Math578 - Alexiades
                    ACF info
  • ACF is UTK's Advanced Computing Facility.
  • Our class ACF Project is "ACF-UTK0151".
  • If you already have ACF account: login to portal.nics.utk.edu and choose option to be added to Project ACF-UTK0151 .
  • If you do not have ACF account: go to https://portal.acf.utk.edu/accounts/request and request "new account", for Project ACF-UTK0151 .

                  Running MPI code on ACF
    Clusters and HPC systems, like ACF, provide environments for running BATCH jobs.
    Resources are loaded by "module", which drastically simplifies the Makefile.
    Running code involves several steps you need to be aware of:
    Login, transfer files, put them in Lustre, compile, submit batch job (via 'qsub' using PBSscript), and wait for it to run...
    ACF consists of several clusters, Beacon, Rho, Sigma, ... each with several nodes (beacon has 43 compute nodes),
    plus several login nodes. Each node has 16 "cores" in 2 "sockets".

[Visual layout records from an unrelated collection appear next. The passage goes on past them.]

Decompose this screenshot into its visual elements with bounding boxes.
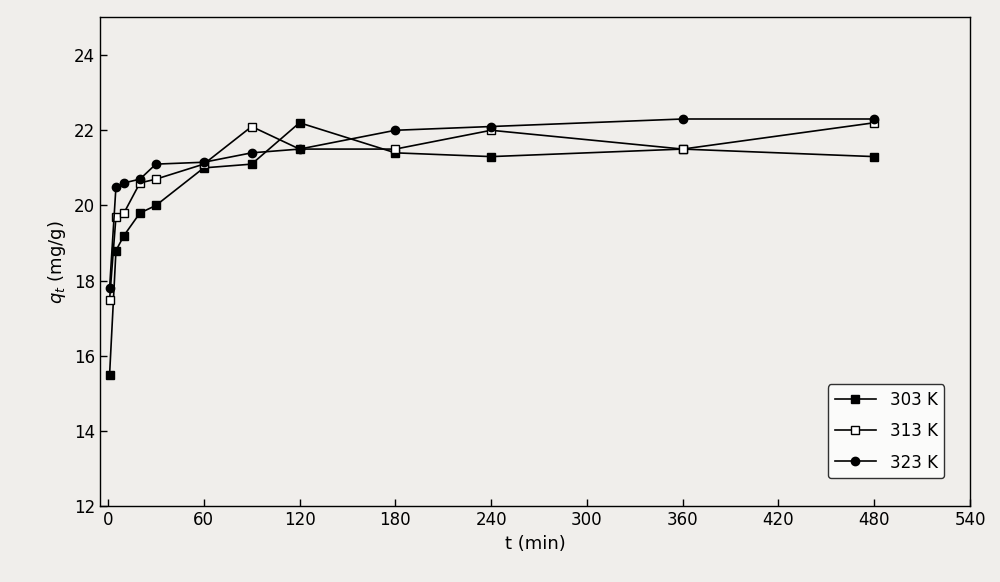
313 K [198, 161, 210, 168]
313 K [110, 213, 122, 220]
303 K [389, 150, 401, 157]
323 K [485, 123, 497, 130]
323 K [868, 115, 880, 122]
313 K [389, 146, 401, 152]
313 K [677, 146, 689, 152]
313 K [485, 127, 497, 134]
313 K [246, 123, 258, 130]
303 K [294, 119, 306, 126]
303 K [134, 210, 146, 217]
Line: 313 K: 313 K [105, 119, 878, 304]
323 K [198, 159, 210, 166]
323 K [110, 183, 122, 190]
313 K [104, 296, 116, 303]
313 K [118, 210, 130, 217]
Line: 303 K: 303 K [105, 119, 878, 379]
303 K [110, 247, 122, 254]
313 K [134, 179, 146, 186]
303 K [677, 146, 689, 152]
323 K [389, 127, 401, 134]
303 K [198, 164, 210, 171]
323 K [246, 150, 258, 157]
303 K [868, 153, 880, 160]
Legend: 303 K, 313 K, 323 K: 303 K, 313 K, 323 K [828, 385, 944, 478]
Y-axis label: $q_t$ (mg/g): $q_t$ (mg/g) [46, 220, 68, 304]
Line: 323 K: 323 K [105, 115, 878, 292]
323 K [150, 161, 162, 168]
323 K [104, 285, 116, 292]
323 K [294, 146, 306, 152]
323 K [118, 179, 130, 186]
X-axis label: t (min): t (min) [505, 535, 565, 553]
313 K [150, 176, 162, 183]
303 K [150, 202, 162, 209]
303 K [104, 371, 116, 378]
323 K [677, 115, 689, 122]
303 K [246, 161, 258, 168]
313 K [868, 119, 880, 126]
313 K [294, 146, 306, 152]
323 K [134, 176, 146, 183]
303 K [485, 153, 497, 160]
303 K [118, 232, 130, 239]
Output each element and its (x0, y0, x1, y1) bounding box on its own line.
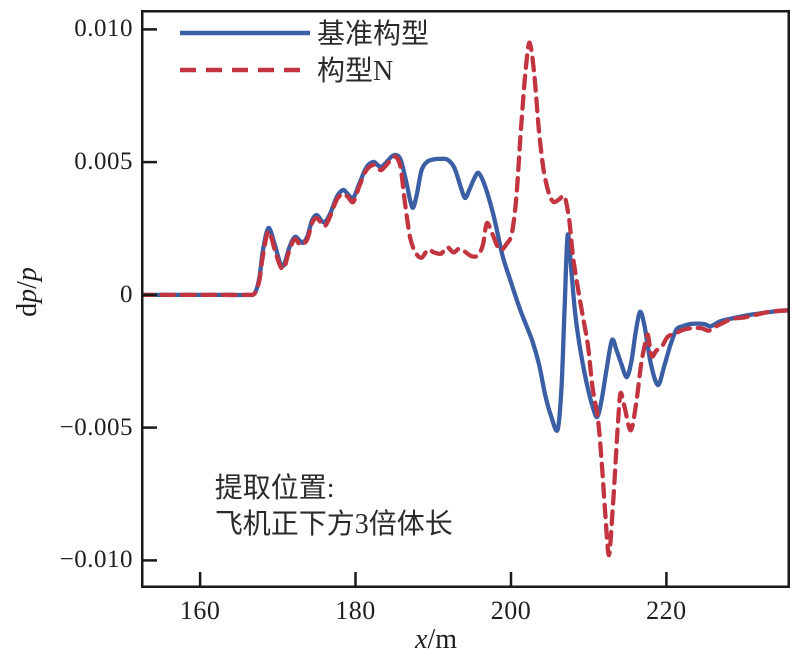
annotation-line-2: 飞机正下方3倍体长 (215, 508, 453, 540)
plot-frame (141, 10, 790, 588)
legend-label-config-n: 构型N (317, 55, 393, 87)
series-line-baseline (141, 152, 790, 433)
x-axis-title: x/m (415, 624, 457, 655)
y-tick-label: 0.005 (74, 148, 133, 176)
x-tick-label: 180 (335, 596, 376, 625)
y-tick-label: −0.010 (59, 546, 133, 574)
y-tick-label: −0.005 (59, 413, 133, 441)
plot-area: 基准构型构型N 提取位置: 飞机正下方3倍体长 (141, 10, 790, 588)
legend-label-baseline: 基准构型 (317, 18, 429, 50)
annotation-line-1: 提取位置: (215, 472, 335, 504)
x-tick-label: 200 (490, 596, 532, 625)
series-line-config-n (141, 40, 790, 558)
x-tick-label: 220 (646, 596, 687, 625)
y-tick-label: 0 (120, 280, 133, 308)
x-tick-label: 160 (179, 596, 221, 625)
y-tick-label: 0.010 (74, 15, 133, 43)
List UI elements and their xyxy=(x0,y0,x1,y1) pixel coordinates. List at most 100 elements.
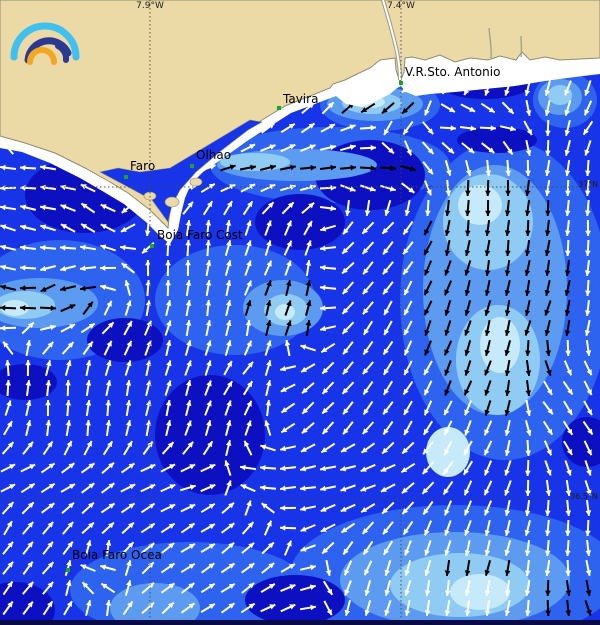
current-arrow-head xyxy=(306,300,312,307)
current-arrow-head xyxy=(225,300,232,306)
current-arrow-head xyxy=(504,310,511,316)
current-arrow-head xyxy=(585,350,592,356)
buoy-marker-boia-faro-cost[interactable] xyxy=(150,244,154,248)
current-arrow-head xyxy=(247,522,254,528)
current-arrow-head xyxy=(584,89,590,96)
current-arrow-head xyxy=(382,507,388,514)
current-arrow-head xyxy=(300,526,307,532)
current-arrow-head xyxy=(165,280,171,286)
current-arrow-head xyxy=(404,408,410,415)
current-arrow-head xyxy=(344,609,351,616)
city-marker-v-r-sto-antonio[interactable] xyxy=(399,81,403,85)
current-arrow-head xyxy=(342,247,349,254)
current-arrow-head xyxy=(148,562,154,569)
current-arrow-head xyxy=(126,580,132,587)
lagoon-islet xyxy=(164,196,180,208)
current-arrow-head xyxy=(390,165,396,171)
sea-blob-palest xyxy=(458,185,502,225)
current-arrow-head xyxy=(226,420,232,427)
current-arrow-head xyxy=(444,610,451,616)
city-marker-faro[interactable] xyxy=(124,175,128,179)
current-arrow-head xyxy=(308,202,315,209)
current-arrow-head xyxy=(9,464,16,470)
current-arrow-head xyxy=(384,609,390,616)
current-arrow-head xyxy=(426,189,432,196)
current-arrow-head xyxy=(188,603,195,609)
current-arrow-head xyxy=(69,324,76,330)
current-arrow-head xyxy=(286,300,292,307)
city-marker-olhao[interactable] xyxy=(190,164,194,168)
current-arrow-head xyxy=(126,300,132,307)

  • File systems: Home directories are mounted on login (service) nodes via NFS, but NOT mounted on the compute nodes.
    You MUST run jobs from the Lustre file system, which provides "scratch" space, mounted on all compute nodes.
      The envar $SCRATCHDIR points to your scratch space.
      Create a link to it in your home dir:   ln -s $SCRATCHDIR Scratch   so you can do:  cd Scratch
    Note: Lustre files are NOT backed up, and are deleted after 30 days, should copy important files to your $HOME often.
  • Compilers:.   There are 2 suites:   Intel: mpiicc, mpiicpc, mpiifort , and Gnu: gcc, g++, gfortran.
      They are loaded by module (see below). See module commands   Intel compilers are faster than Gnu usually.
  • Scheduler and PBS: Jobs are submitted (to Torque manager and Moab scheduler) via a "PBSscript".
      Copy the following to a (plain text) file named PBSscript
      For each run, you will need to set: nodes=?:ppn=? ,  walltime ,  jobname ,  −n ?? ,  code.x
    ############ PBSscript for ACF ##########
    #PBS -S /bin/sh
    #PBS -A ACF-UTK0151             #( this is our account number )
    #PBS -l nodes=1:ppn=11		#( requests 11 cores of 1 node )
    #PBS -N name_for_your_job       #( short single_string e.g. J256on11 )
    #PBS -l walltime=00:30:00	#( hh:mm:ss )
    #PBS -j oe
    #PBS -k oe
    cd $PBS_O_WORKDIR		#(points to dir job is submitted from)
    ####------ ACF mpich ------:
    mpirun -n 11 ./code.x  	# < ./dat > ./OUT  (to redirect I/O) 
    ############ end of PBSscript ##########
    
    Submit with: qsub PBSscript
      This will schedule job "J256on11" to be run on 11 cores of one node (when resources become available...).
    Important: The batch system will allocate entire node exclusivelly to you, even if you only use 1 core!
               The more nodes (and cores) you request, the longer it will take for your job to start running...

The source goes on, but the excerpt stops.